The public part of the project, financed by an assessment on property owners, will cost $166 million—that’s to build the collection and treatment system. Individual property owners, on top of their assessment, will further pay for
their on-lot costs.

And actually, the public cost is no longer $165 million. Factoring in interest payments and cost left over when the Los Osos Community Services District was handling the project, the real cost is closer to $173.6 million.

When the project moves into the construction phase, homeowners will likely receive monthly bills of about $150, but county officials have estimated the actual cost for individuals will be $200. Those estimates are based on expected interest rates when homeowners borrow money to connect their properties to the sewer.

County supervisors are scheduled to direct project officials to come up with a firm per-person cost to fund the sewer. Supervisors could additionally approve a $750,000 hike in the budget in order to hire consultants, pay application fees, and handle other costs associated with getting construction moving. According to a staff report, the money will come out of a county road fund.

Not all has gone as expected when it comes to funding the project. County officials applied for and won a USDA grant-loan under the last round of federal stimulus funds. The county received $4 million in grants, and the remainder will come in the form of a loan.
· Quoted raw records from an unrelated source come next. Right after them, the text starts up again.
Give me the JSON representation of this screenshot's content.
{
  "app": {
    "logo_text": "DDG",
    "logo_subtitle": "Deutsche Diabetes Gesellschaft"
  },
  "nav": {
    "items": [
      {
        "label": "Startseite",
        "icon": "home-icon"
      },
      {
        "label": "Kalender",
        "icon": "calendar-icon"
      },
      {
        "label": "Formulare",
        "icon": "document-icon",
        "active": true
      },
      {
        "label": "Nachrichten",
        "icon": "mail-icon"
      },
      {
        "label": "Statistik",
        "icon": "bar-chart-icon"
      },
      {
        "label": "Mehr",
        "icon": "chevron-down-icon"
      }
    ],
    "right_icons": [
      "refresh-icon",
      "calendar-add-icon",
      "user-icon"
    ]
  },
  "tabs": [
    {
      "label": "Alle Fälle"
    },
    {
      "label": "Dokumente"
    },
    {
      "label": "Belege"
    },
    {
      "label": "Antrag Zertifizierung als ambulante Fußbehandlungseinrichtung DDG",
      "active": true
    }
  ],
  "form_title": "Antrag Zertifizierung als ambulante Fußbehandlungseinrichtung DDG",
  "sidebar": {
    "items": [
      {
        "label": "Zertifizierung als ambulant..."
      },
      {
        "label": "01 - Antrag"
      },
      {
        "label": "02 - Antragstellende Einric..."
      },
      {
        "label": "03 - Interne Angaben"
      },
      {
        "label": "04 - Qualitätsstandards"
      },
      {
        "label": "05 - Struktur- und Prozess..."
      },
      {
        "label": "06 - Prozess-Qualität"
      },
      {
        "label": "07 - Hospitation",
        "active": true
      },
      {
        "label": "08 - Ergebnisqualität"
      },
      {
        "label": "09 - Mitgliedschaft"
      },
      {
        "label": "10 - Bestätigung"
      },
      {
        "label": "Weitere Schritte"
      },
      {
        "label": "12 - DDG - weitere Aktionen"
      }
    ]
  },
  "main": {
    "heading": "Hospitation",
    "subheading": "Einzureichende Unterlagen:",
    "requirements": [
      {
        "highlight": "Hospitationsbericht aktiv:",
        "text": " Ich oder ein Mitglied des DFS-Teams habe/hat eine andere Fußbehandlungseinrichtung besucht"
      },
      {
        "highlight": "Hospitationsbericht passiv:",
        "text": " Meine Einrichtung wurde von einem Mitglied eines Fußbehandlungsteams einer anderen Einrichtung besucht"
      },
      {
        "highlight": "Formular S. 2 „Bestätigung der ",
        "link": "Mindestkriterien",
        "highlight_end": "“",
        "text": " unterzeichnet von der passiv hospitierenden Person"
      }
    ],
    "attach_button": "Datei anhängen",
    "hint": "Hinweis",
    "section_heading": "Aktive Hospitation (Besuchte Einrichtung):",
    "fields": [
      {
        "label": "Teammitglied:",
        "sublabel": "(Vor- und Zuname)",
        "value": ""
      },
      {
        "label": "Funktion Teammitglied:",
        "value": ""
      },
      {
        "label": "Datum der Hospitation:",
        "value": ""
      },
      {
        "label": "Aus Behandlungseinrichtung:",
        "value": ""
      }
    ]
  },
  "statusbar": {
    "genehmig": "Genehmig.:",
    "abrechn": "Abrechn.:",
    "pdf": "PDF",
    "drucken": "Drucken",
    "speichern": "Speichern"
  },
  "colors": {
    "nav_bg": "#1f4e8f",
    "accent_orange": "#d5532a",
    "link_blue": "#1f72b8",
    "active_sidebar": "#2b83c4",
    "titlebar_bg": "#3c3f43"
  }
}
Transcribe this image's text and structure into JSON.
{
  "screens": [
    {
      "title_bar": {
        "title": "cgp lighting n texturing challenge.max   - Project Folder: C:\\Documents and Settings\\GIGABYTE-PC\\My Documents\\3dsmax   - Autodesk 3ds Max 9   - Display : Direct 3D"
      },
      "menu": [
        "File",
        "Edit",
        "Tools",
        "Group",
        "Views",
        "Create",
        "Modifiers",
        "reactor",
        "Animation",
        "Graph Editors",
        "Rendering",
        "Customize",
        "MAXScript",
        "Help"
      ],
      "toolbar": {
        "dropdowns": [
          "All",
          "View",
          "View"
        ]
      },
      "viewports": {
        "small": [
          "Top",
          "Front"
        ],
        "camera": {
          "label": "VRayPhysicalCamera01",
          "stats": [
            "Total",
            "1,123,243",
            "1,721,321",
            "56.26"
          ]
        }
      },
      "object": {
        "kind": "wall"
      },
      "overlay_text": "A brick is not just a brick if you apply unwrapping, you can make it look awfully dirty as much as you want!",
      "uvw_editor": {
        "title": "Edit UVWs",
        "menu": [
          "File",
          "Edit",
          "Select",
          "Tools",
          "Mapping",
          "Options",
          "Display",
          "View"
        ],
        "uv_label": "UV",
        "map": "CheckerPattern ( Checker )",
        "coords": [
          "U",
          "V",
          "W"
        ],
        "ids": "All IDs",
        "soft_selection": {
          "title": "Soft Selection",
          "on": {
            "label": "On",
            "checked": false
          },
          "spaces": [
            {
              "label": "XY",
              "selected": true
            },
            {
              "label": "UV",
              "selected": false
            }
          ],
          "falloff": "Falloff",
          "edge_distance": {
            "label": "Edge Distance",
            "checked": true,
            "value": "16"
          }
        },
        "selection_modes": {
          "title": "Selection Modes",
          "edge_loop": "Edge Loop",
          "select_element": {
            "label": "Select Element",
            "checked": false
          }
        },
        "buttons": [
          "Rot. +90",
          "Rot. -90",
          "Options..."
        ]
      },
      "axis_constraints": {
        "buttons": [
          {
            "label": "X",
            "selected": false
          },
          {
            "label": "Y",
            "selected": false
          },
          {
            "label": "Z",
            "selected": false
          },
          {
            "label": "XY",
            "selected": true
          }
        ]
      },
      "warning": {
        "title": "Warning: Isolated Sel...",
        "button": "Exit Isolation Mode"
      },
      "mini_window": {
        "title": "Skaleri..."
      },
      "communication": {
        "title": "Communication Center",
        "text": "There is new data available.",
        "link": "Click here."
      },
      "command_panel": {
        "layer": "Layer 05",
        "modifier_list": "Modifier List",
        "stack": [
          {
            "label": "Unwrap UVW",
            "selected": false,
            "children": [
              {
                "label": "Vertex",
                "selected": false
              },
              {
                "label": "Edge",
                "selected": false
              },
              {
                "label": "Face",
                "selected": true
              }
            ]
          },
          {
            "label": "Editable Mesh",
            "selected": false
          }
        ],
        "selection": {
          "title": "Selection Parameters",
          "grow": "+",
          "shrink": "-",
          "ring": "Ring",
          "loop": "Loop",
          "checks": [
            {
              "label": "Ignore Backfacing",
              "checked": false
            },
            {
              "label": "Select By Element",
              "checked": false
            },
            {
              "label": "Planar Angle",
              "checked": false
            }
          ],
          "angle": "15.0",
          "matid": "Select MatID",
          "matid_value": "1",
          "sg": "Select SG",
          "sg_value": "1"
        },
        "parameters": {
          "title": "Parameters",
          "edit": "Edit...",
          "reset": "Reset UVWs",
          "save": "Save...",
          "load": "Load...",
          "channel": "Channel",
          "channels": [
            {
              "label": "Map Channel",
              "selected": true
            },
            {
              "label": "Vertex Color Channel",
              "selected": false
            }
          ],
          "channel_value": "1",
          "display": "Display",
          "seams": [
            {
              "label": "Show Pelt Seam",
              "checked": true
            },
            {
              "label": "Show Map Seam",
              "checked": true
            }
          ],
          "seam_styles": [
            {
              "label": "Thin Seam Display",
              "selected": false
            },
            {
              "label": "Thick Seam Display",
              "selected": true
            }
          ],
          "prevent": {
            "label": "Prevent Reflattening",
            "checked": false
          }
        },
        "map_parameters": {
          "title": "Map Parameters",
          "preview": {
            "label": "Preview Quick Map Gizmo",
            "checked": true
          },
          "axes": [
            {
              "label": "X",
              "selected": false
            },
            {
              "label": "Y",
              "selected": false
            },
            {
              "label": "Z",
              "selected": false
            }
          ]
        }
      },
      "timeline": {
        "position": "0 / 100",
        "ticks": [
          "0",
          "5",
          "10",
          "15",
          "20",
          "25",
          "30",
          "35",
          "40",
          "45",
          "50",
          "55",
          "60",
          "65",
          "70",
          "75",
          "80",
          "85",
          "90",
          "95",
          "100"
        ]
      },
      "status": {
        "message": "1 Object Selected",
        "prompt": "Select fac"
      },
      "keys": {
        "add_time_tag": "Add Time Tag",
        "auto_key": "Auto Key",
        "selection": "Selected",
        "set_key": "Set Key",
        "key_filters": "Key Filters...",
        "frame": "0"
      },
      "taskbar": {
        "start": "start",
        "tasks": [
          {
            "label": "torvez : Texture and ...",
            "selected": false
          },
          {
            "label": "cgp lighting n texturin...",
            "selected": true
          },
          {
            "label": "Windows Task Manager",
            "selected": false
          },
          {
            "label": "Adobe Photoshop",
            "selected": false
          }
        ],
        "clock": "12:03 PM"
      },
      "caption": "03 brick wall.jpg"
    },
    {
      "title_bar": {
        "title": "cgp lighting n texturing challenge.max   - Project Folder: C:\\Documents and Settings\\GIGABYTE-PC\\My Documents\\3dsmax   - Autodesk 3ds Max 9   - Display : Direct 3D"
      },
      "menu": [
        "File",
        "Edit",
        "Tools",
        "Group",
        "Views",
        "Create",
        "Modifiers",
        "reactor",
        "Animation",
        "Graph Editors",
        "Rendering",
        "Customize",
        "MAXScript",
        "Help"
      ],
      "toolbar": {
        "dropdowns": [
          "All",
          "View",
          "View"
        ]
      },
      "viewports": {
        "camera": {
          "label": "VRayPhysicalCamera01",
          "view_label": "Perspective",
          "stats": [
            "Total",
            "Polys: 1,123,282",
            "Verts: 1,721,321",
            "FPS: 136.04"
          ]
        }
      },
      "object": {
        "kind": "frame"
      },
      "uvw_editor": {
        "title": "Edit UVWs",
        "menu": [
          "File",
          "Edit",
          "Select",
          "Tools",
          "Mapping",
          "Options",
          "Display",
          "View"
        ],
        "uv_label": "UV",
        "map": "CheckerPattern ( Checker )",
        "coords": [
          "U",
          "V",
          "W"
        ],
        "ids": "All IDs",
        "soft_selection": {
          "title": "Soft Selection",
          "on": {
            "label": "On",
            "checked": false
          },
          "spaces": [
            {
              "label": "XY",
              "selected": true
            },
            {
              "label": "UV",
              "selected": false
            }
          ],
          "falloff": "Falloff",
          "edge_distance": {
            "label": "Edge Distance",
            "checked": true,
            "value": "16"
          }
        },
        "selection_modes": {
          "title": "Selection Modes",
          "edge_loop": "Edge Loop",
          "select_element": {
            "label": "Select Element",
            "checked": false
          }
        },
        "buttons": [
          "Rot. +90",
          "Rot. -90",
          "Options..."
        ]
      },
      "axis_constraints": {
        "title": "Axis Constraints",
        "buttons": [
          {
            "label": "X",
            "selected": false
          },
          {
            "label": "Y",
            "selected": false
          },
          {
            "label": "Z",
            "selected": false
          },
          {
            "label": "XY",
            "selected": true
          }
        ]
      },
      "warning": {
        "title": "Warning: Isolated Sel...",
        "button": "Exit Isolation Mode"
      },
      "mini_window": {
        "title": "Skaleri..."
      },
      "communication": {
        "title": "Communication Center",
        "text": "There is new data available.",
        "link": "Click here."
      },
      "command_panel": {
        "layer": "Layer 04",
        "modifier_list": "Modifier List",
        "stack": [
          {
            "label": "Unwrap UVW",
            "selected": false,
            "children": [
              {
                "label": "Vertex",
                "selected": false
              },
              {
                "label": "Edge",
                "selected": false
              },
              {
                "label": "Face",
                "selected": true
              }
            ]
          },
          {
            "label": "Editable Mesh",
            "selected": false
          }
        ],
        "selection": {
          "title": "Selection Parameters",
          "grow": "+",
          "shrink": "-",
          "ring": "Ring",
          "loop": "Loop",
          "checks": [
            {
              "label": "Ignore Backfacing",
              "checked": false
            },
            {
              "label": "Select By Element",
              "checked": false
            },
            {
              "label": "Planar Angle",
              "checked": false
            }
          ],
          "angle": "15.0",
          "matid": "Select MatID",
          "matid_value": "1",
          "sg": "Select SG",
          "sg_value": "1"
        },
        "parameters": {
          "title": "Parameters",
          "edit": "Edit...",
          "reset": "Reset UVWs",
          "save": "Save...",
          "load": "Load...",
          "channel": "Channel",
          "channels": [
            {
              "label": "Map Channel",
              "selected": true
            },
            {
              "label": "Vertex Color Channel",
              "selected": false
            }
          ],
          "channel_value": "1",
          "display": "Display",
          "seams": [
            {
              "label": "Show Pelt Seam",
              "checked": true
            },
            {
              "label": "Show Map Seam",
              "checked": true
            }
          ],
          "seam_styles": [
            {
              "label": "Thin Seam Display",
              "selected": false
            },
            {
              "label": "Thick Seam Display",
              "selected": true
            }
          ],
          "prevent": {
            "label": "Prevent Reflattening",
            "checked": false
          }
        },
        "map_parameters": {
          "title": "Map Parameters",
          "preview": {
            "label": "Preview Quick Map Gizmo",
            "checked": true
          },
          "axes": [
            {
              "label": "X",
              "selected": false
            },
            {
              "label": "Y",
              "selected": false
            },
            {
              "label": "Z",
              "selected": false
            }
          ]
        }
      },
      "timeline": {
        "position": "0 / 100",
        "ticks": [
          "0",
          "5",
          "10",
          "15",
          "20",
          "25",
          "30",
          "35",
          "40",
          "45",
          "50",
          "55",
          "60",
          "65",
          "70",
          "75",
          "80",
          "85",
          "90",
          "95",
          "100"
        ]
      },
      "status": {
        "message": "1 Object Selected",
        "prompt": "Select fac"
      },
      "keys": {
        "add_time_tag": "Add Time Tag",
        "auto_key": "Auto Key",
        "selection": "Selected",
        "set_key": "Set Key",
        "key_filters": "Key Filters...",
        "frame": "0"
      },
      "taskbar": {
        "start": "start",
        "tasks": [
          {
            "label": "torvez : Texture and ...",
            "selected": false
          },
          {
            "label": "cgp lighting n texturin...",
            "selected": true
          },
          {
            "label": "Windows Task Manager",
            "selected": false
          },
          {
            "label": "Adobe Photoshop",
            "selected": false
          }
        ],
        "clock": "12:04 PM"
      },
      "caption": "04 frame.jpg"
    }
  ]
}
However, the original hope was for $16 million in grants. Gibson said the grant funding came in lower because of delays due to appeals filed with the California Coastal Commission.

And moving forward, county officials still need to request $27 million from undeveloped property owners. If those property owners decide not to assess themselves for the cost, owners of developed properties will have to front the money, which will be made up as the county charges connection fees for undeveloped properties, said Project Engineer John Waddell.

County officials further hope to obtain money from a state revolving loan.

“We’re hoping that will help address this issue for some people that can’t afford it,” Waddell said.